Throughout, the privations of the GDR are shown as drab, grey, dull and wooden to the viewer, but Rita is noticeably smiling and joyous, in extreme (almost unsettling) contrast to every person around her. For Rita the GDR has the romantic, happy aura that had been lacking in her angry expressions and attitude towards capitalism in the beginning of the film, and that radical left romanticism is also part of the reason why she displays such profound disappointment at the end of the film when Die Wende occurs that no one except her had ever seemed to have any hope for socialism as an "experiment".

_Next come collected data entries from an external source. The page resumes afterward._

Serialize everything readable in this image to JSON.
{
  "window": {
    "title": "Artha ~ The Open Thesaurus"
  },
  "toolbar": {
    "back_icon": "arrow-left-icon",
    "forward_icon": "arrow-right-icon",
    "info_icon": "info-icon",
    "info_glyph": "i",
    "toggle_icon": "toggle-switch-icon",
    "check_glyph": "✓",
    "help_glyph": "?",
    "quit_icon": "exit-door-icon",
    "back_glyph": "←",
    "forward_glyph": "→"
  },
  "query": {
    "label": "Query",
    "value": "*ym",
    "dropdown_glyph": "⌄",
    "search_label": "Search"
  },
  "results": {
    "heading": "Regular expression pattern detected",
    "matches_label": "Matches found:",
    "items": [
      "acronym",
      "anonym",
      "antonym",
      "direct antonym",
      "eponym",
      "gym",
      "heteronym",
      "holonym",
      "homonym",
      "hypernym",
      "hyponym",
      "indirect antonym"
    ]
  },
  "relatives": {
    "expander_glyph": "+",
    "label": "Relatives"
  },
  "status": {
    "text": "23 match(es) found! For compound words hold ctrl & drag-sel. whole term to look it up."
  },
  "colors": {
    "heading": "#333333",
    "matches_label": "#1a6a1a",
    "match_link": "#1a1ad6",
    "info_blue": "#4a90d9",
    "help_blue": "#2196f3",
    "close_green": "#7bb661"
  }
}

In 1989/90 the GDR collapses; secret-service powers are disbanded in the GDR and the Stasi's weapons are confiscated; Erwin Hull informs Rita that he can no longer protect her; Tatjana is arrested by the People's Police for harboring a terrorist; and it is rapidly only a question of time before Rita's true legend is exposed. Rita is furious at the people who had promised to help her, sees that she has no way out given that terrorism now "has no borders", and tries in an attempted stealth move to speed across a backwoods border checkpoint by motorbike, during which an East German guard pierces her with several automatic rifle bullets, thereby completing the betrayal Rita had hoped would never come.

Rita and her comrades are shown as having failed in their revolutionary communist mission against injustice, and also for the self-proclaimed communist states of Eastern Europe to have ultimately had the same disregard for human rights as leftist radicals claim the system of capitalism has. The last moment of the film flashes a line of text: "THAT'S EXACTLY HOW IT WAS. MORE OR LESS."